The Neil Gehrels Swift Observatory

Correcting Erroneous UVOT Frame Times and associated Timing Keywords

Affects all UVOT data from 2006-11-10T22:48:14 to 2006-11-22T19:57:00.

Some UVOT Data Produces Erroneous Fluxes/Magnitudes

From 2006-11-10T22:48:14 to 2006-11-22T19:57:00 the UVOT instrument was operating with a reduced hardware window, but not reporting this window size correctly in the telemetry. As a result, several important derived quantities, which depend on the CCD frame readout time, are reported incorrectly in the UVOT FITS science data files. This in turn ultimately affects the fluxes calculated from the UVOT rates.

The problem began when an autonomous GRB exposure interrupted a pre-planned science observation in which the UVOT camera was in a hardware windowed (as opposed to full frame) configuration, encountering a previously unknown bug in the UVOT flight software. This bug has been identified and will be fixed in the next UVOT flight software release (no earlier than February, 2007).

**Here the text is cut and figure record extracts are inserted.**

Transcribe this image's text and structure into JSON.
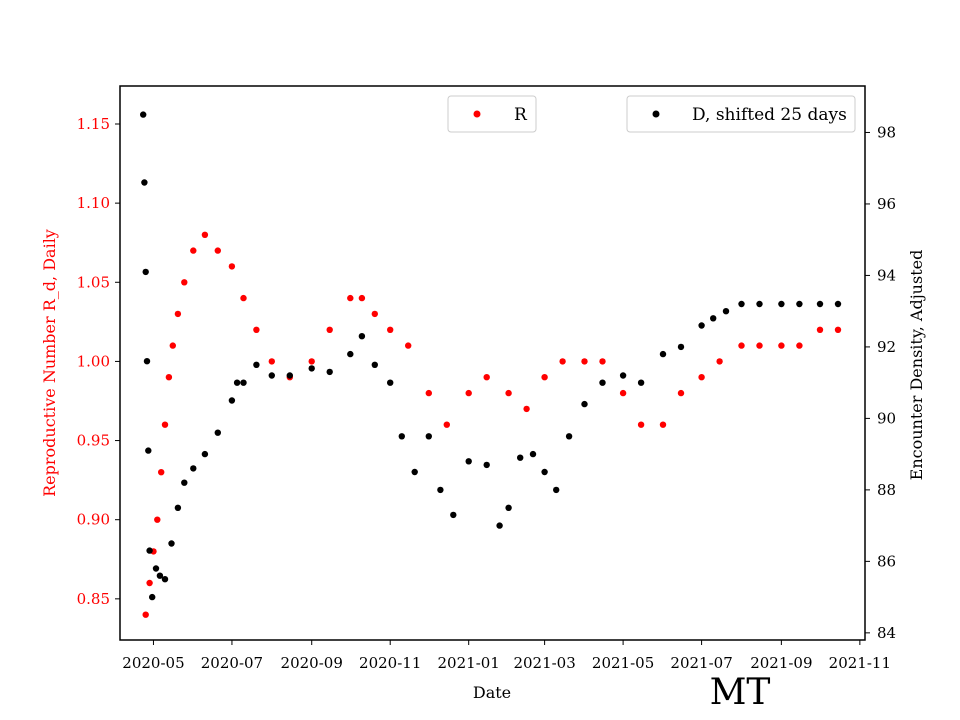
{
  "chart_data": {
    "type": "scatter",
    "xlabel": "Date",
    "ylabel_left": "Reproductive Number R_d, Daily",
    "ylabel_right": "Encounter Density, Adjusted",
    "annotation": "MT",
    "x_ticks": [
      "2020-05",
      "2020-07",
      "2020-09",
      "2020-11",
      "2021-01",
      "2021-03",
      "2021-05",
      "2021-07",
      "2021-09",
      "2021-11"
    ],
    "x_tick_dates": [
      "2020-05-01",
      "2020-07-01",
      "2020-09-01",
      "2020-11-01",
      "2021-01-01",
      "2021-03-01",
      "2021-05-01",
      "2021-07-01",
      "2021-09-01",
      "2021-11-01"
    ],
    "xlim": [
      "2020-04-05",
      "2021-11-05"
    ],
    "left_axis": {
      "ylim": [
        0.824,
        1.174
      ],
      "ticks": [
        "0.85",
        "0.90",
        "0.95",
        "1.00",
        "1.05",
        "1.10",
        "1.15"
      ],
      "color": "#ff0000"
    },
    "right_axis": {
      "ylim": [
        83.8,
        99.3
      ],
      "ticks": [
        "84",
        "86",
        "88",
        "90",
        "92",
        "94",
        "96",
        "98"
      ],
      "color": "#000000"
    },
    "legend": [
      {
        "label": "R",
        "color": "#ff0000",
        "placement": "top-center"
      },
      {
        "label": "D, shifted 25 days",
        "color": "#000000",
        "placement": "top-right"
      }
    ],
    "series": [
      {
        "name": "R",
        "axis": "left",
        "color": "#ff0000",
        "points": [
          [
            "2020-04-25",
            0.84
          ],
          [
            "2020-04-28",
            0.86
          ],
          [
            "2020-05-01",
            0.88
          ],
          [
            "2020-05-04",
            0.9
          ],
          [
            "2020-05-07",
            0.93
          ],
          [
            "2020-05-10",
            0.96
          ],
          [
            "2020-05-13",
            0.99
          ],
          [
            "2020-05-16",
            1.01
          ],
          [
            "2020-05-20",
            1.03
          ],
          [
            "2020-05-25",
            1.05
          ],
          [
            "2020-06-01",
            1.07
          ],
          [
            "2020-06-10",
            1.08
          ],
          [
            "2020-06-20",
            1.07
          ],
          [
            "2020-07-01",
            1.06
          ],
          [
            "2020-07-10",
            1.04
          ],
          [
            "2020-07-20",
            1.02
          ],
          [
            "2020-08-01",
            1.0
          ],
          [
            "2020-08-15",
            0.99
          ],
          [
            "2020-09-01",
            1.0
          ],
          [
            "2020-09-15",
            1.02
          ],
          [
            "2020-10-01",
            1.04
          ],
          [
            "2020-10-10",
            1.04
          ],
          [
            "2020-10-20",
            1.03
          ],
          [
            "2020-11-01",
            1.02
          ],
          [
            "2020-11-15",
            1.01
          ],
          [
            "2020-12-01",
            0.98
          ],
          [
            "2020-12-15",
            0.96
          ],
          [
            "2021-01-01",
            0.98
          ],
          [
            "2021-01-15",
            0.99
          ],
          [
            "2021-02-01",
            0.98
          ],
          [
            "2021-02-15",
            0.97
          ],
          [
            "2021-03-01",
            0.99
          ],
          [
            "2021-03-15",
            1.0
          ],
          [
            "2021-04-01",
            1.0
          ],
          [
            "2021-04-15",
            1.0
          ],
          [
            "2021-05-01",
            0.98
          ],
          [
            "2021-05-15",
            0.96
          ],
          [
            "2021-06-01",
            0.96
          ],
          [
            "2021-06-15",
            0.98
          ],
          [
            "2021-07-01",
            0.99
          ],
          [
            "2021-07-15",
            1.0
          ],
          [
            "2021-08-01",
            1.01
          ],
          [
            "2021-08-15",
            1.01
          ],
          [
            "2021-09-01",
            1.01
          ],
          [
            "2021-09-15",
            1.01
          ],
          [
            "2021-10-01",
            1.02
          ],
          [
            "2021-10-15",
            1.02
          ]
        ]
      },
      {
        "name": "D, shifted 25 days",
        "axis": "right",
        "color": "#000000",
        "points": [
          [
            "2020-04-23",
            98.5
          ],
          [
            "2020-04-24",
            96.6
          ],
          [
            "2020-04-25",
            94.1
          ],
          [
            "2020-04-26",
            91.6
          ],
          [
            "2020-04-27",
            89.1
          ],
          [
            "2020-04-28",
            86.3
          ],
          [
            "2020-04-30",
            85.0
          ],
          [
            "2020-05-03",
            85.8
          ],
          [
            "2020-05-06",
            85.6
          ],
          [
            "2020-05-10",
            85.5
          ],
          [
            "2020-05-15",
            86.5
          ],
          [
            "2020-05-20",
            87.5
          ],
          [
            "2020-05-25",
            88.2
          ],
          [
            "2020-06-01",
            88.6
          ],
          [
            "2020-06-10",
            89.0
          ],
          [
            "2020-06-20",
            89.6
          ],
          [
            "2020-07-01",
            90.5
          ],
          [
            "2020-07-05",
            91.0
          ],
          [
            "2020-07-10",
            91.0
          ],
          [
            "2020-07-20",
            91.5
          ],
          [
            "2020-08-01",
            91.2
          ],
          [
            "2020-08-15",
            91.2
          ],
          [
            "2020-09-01",
            91.4
          ],
          [
            "2020-09-15",
            91.3
          ],
          [
            "2020-10-01",
            91.8
          ],
          [
            "2020-10-10",
            92.3
          ],
          [
            "2020-10-20",
            91.5
          ],
          [
            "2020-11-01",
            91.0
          ],
          [
            "2020-11-10",
            89.5
          ],
          [
            "2020-11-20",
            88.5
          ],
          [
            "2020-12-01",
            89.5
          ],
          [
            "2020-12-10",
            88.0
          ],
          [
            "2020-12-20",
            87.3
          ],
          [
            "2021-01-01",
            88.8
          ],
          [
            "2021-01-15",
            88.7
          ],
          [
            "2021-01-25",
            87.0
          ],
          [
            "2021-02-01",
            87.5
          ],
          [
            "2021-02-10",
            88.9
          ],
          [
            "2021-02-20",
            89.0
          ],
          [
            "2021-03-01",
            88.5
          ],
          [
            "2021-03-10",
            88.0
          ],
          [
            "2021-03-20",
            89.5
          ],
          [
            "2021-04-01",
            90.4
          ],
          [
            "2021-04-15",
            91.0
          ],
          [
            "2021-05-01",
            91.2
          ],
          [
            "2021-05-15",
            91.0
          ],
          [
            "2021-06-01",
            91.8
          ],
          [
            "2021-06-15",
            92.0
          ],
          [
            "2021-07-01",
            92.6
          ],
          [
            "2021-07-10",
            92.8
          ],
          [
            "2021-07-20",
            93.0
          ],
          [
            "2021-08-01",
            93.2
          ],
          [
            "2021-08-15",
            93.2
          ],
          [
            "2021-09-01",
            93.2
          ],
          [
            "2021-09-15",
            93.2
          ],
          [
            "2021-10-01",
            93.2
          ],
          [
            "2021-10-15",
            93.2
          ]
        ]
      }
    ]
  }
}
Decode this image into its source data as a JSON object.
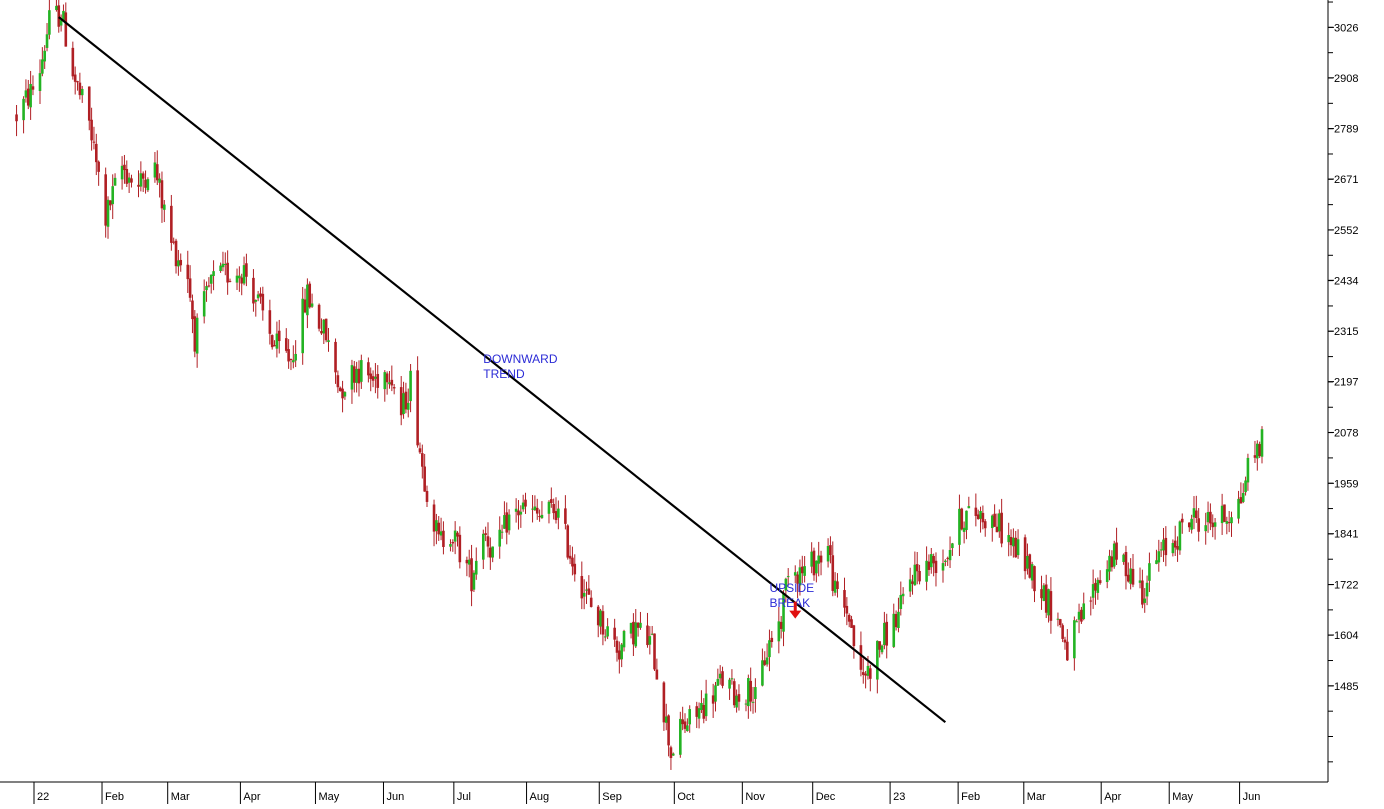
{
  "colors": {
    "up": "#23b323",
    "down": "#b01f24",
    "trendline": "#000000",
    "annotation": "#2b2bd6",
    "arrow": "#e01010",
    "axis": "#000000",
    "background": "#ffffff"
  },
  "chart_data": {
    "type": "candlestick",
    "title": "",
    "xlabel": "",
    "ylabel": "",
    "grid": false,
    "ylim": [
      1260,
      3090
    ],
    "x_range": [
      "2022-01-03",
      "2023-06-08"
    ],
    "y_ticks": [
      3026,
      2908,
      2789,
      2671,
      2552,
      2434,
      2315,
      2197,
      2078,
      1959,
      1841,
      1722,
      1604,
      1485
    ],
    "x_ticks": [
      {
        "label": "22",
        "date": "2022-01-03"
      },
      {
        "label": "Feb",
        "date": "2022-02-01"
      },
      {
        "label": "Mar",
        "date": "2022-03-01"
      },
      {
        "label": "Apr",
        "date": "2022-04-01"
      },
      {
        "label": "May",
        "date": "2022-05-03"
      },
      {
        "label": "Jun",
        "date": "2022-06-01"
      },
      {
        "label": "Jul",
        "date": "2022-07-01"
      },
      {
        "label": "Aug",
        "date": "2022-08-01"
      },
      {
        "label": "Sep",
        "date": "2022-09-01"
      },
      {
        "label": "Oct",
        "date": "2022-10-03"
      },
      {
        "label": "Nov",
        "date": "2022-11-01"
      },
      {
        "label": "Dec",
        "date": "2022-12-01"
      },
      {
        "label": "23",
        "date": "2023-01-03"
      },
      {
        "label": "Feb",
        "date": "2023-02-01"
      },
      {
        "label": "Mar",
        "date": "2023-03-01"
      },
      {
        "label": "Apr",
        "date": "2023-04-03"
      },
      {
        "label": "May",
        "date": "2023-05-02"
      },
      {
        "label": "Jun",
        "date": "2023-06-01"
      }
    ],
    "price_path": [
      [
        "2021-12-24",
        2820
      ],
      [
        "2022-01-02",
        2900
      ],
      [
        "2022-01-07",
        3040
      ],
      [
        "2022-01-12",
        3060
      ],
      [
        "2022-01-18",
        2900
      ],
      [
        "2022-01-24",
        2800
      ],
      [
        "2022-01-31",
        2580
      ],
      [
        "2022-02-07",
        2700
      ],
      [
        "2022-02-14",
        2650
      ],
      [
        "2022-02-20",
        2720
      ],
      [
        "2022-02-28",
        2520
      ],
      [
        "2022-03-07",
        2450
      ],
      [
        "2022-03-10",
        2300
      ],
      [
        "2022-03-17",
        2430
      ],
      [
        "2022-03-24",
        2450
      ],
      [
        "2022-03-31",
        2460
      ],
      [
        "2022-04-06",
        2380
      ],
      [
        "2022-04-13",
        2280
      ],
      [
        "2022-04-20",
        2250
      ],
      [
        "2022-04-27",
        2400
      ],
      [
        "2022-05-05",
        2300
      ],
      [
        "2022-05-11",
        2180
      ],
      [
        "2022-05-18",
        2230
      ],
      [
        "2022-05-25",
        2200
      ],
      [
        "2022-06-01",
        2230
      ],
      [
        "2022-06-06",
        2120
      ],
      [
        "2022-06-10",
        2200
      ],
      [
        "2022-06-15",
        2000
      ],
      [
        "2022-06-22",
        1820
      ],
      [
        "2022-06-27",
        1850
      ],
      [
        "2022-07-01",
        1800
      ],
      [
        "2022-07-06",
        1740
      ],
      [
        "2022-07-11",
        1860
      ],
      [
        "2022-07-16",
        1780
      ],
      [
        "2022-07-21",
        1870
      ],
      [
        "2022-07-27",
        1900
      ],
      [
        "2022-08-04",
        1880
      ],
      [
        "2022-08-11",
        1900
      ],
      [
        "2022-08-18",
        1780
      ],
      [
        "2022-08-25",
        1680
      ],
      [
        "2022-09-01",
        1620
      ],
      [
        "2022-09-07",
        1570
      ],
      [
        "2022-09-14",
        1620
      ],
      [
        "2022-09-21",
        1580
      ],
      [
        "2022-09-26",
        1430
      ],
      [
        "2022-09-29",
        1330
      ],
      [
        "2022-10-03",
        1380
      ],
      [
        "2022-10-10",
        1420
      ],
      [
        "2022-10-16",
        1460
      ],
      [
        "2022-10-21",
        1500
      ],
      [
        "2022-10-27",
        1460
      ],
      [
        "2022-11-02",
        1480
      ],
      [
        "2022-11-04",
        1450
      ],
      [
        "2022-11-08",
        1550
      ],
      [
        "2022-11-11",
        1600
      ],
      [
        "2022-11-15",
        1640
      ],
      [
        "2022-11-18",
        1770
      ],
      [
        "2022-11-24",
        1750
      ],
      [
        "2022-11-30",
        1780
      ],
      [
        "2022-12-05",
        1810
      ],
      [
        "2022-12-08",
        1700
      ],
      [
        "2022-12-14",
        1650
      ],
      [
        "2022-12-19",
        1500
      ],
      [
        "2022-12-23",
        1530
      ],
      [
        "2022-12-29",
        1600
      ],
      [
        "2023-01-04",
        1650
      ],
      [
        "2023-01-10",
        1750
      ],
      [
        "2023-01-17",
        1770
      ],
      [
        "2023-01-24",
        1790
      ],
      [
        "2023-01-31",
        1880
      ],
      [
        "2023-02-07",
        1890
      ],
      [
        "2023-02-14",
        1870
      ],
      [
        "2023-02-21",
        1820
      ],
      [
        "2023-02-28",
        1770
      ],
      [
        "2023-03-07",
        1700
      ],
      [
        "2023-03-13",
        1640
      ],
      [
        "2023-03-17",
        1570
      ],
      [
        "2023-03-23",
        1640
      ],
      [
        "2023-03-29",
        1720
      ],
      [
        "2023-04-05",
        1790
      ],
      [
        "2023-04-12",
        1760
      ],
      [
        "2023-04-18",
        1710
      ],
      [
        "2023-04-24",
        1780
      ],
      [
        "2023-05-02",
        1830
      ],
      [
        "2023-05-09",
        1880
      ],
      [
        "2023-05-16",
        1870
      ],
      [
        "2023-05-23",
        1880
      ],
      [
        "2023-05-30",
        1920
      ],
      [
        "2023-06-02",
        2000
      ],
      [
        "2023-06-08",
        2060
      ]
    ],
    "trendline": {
      "from": [
        "2022-01-11",
        3050
      ],
      "to": [
        "2023-01-24",
        1400
      ]
    },
    "annotations": [
      {
        "id": "downward-trend",
        "lines": [
          "DOWNWARD",
          "TREND"
        ],
        "date": "2022-07-11",
        "value": 2240
      },
      {
        "id": "upside-break",
        "lines": [
          "UPSIDE",
          "BREAK"
        ],
        "date": "2022-11-10",
        "value": 1705
      }
    ],
    "break_marker": {
      "date": "2022-11-21",
      "value": 1640
    }
  }
}
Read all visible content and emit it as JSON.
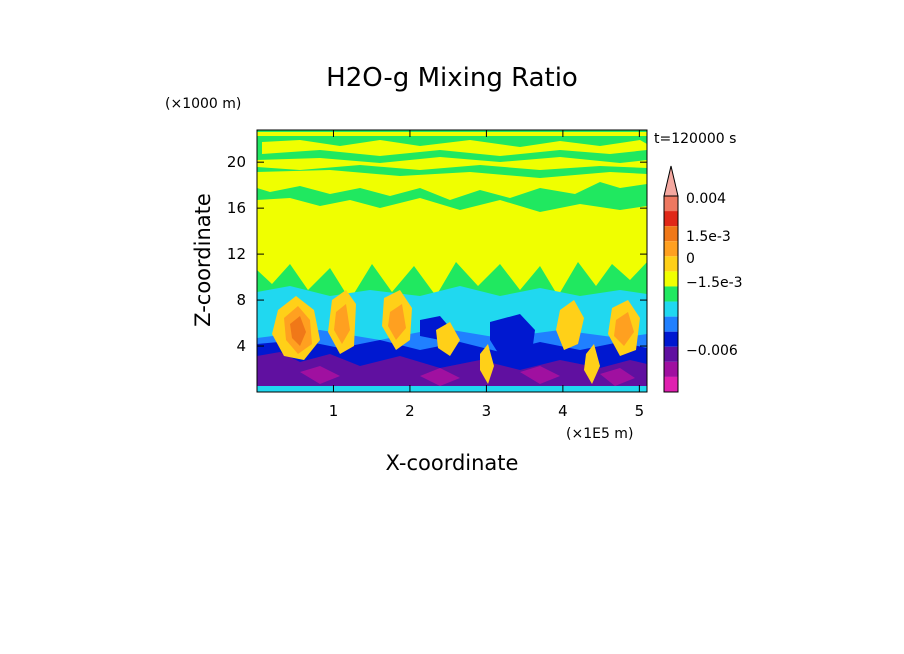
{
  "chart_data": {
    "type": "heatmap",
    "title": "H2O-g Mixing Ratio",
    "xlabel": "X-coordinate",
    "ylabel": "Z-coordinate",
    "x_unit": "(×1E5 m)",
    "y_unit": "(×1000 m)",
    "time_label": "t=120000 s",
    "xlim": [
      0,
      5.1
    ],
    "ylim": [
      0,
      22.8
    ],
    "x_ticks": [
      "1",
      "2",
      "3",
      "4",
      "5"
    ],
    "y_ticks": [
      "4",
      "8",
      "12",
      "16",
      "20"
    ],
    "colorbar": {
      "labels": [
        "0.004",
        "1.5e-3",
        "0",
        "−1.5e-3",
        "−0.006"
      ],
      "colors": [
        "#f4a8a0",
        "#ee7860",
        "#e02818",
        "#f07818",
        "#ffa020",
        "#ffd018",
        "#f0ff00",
        "#20e860",
        "#20d8f0",
        "#2080ff",
        "#0018d0",
        "#6010a0",
        "#a010a0",
        "#e020b0"
      ]
    }
  }
}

For observations commanded to be full frame, the problem can be noticed by inspection of the images. Only approximately 2/3 of the expected field will be visible in a 2048 x 2048 image (which will contain data only in the inner ~1530 x 1530 pixels.) This appears as an empty frame around the data area in raw images.

Raw and Sky images of hardware-clipped UVOT data

Consequences of the bug:

Certain uvot analysis routines rely on an accurate value for the UVOT camera CCD frame read-out time to calculate associated time keywords and values.

Exposures reported for TDRSS "genie" finding chart images are overestimated by a factor of 1.3. This is because the frame time and number of frames are used to calculate the exposure. An erroneous value of 131 seconds for the first 100-s UVOT finding chart was reported in a recent initial GCN Circular (5795).

For Malindi data, count rate corrections for deadtime and coincidence loss, which depend on the frame time, are applied incorrectly in the pipeline, and will result in erroneously bright fluxes and will be especially obvious for the brighter stars in the field. The above factor of 1.3 does not apply to the Malindi data products because exposures are calculated from additional information that is available only in the full telemetry.

Work-arounds:

The following two steps provide a workaround for the incorrect frametime and deadtime.

We recommend adopting the frametime of 0.0083 seconds for the affected observations.

Note that the exposure time deadtime correction is never more than a ~1% effect, whereas the coincidence loss overcorrection (i.e. not supplying the correct frametime to UVOTMAG) can be a 20% or higher error for bright stars.

Plan to Correct Affected Observations

The affected observations have been reprocessed and added to the Swift Data Archive.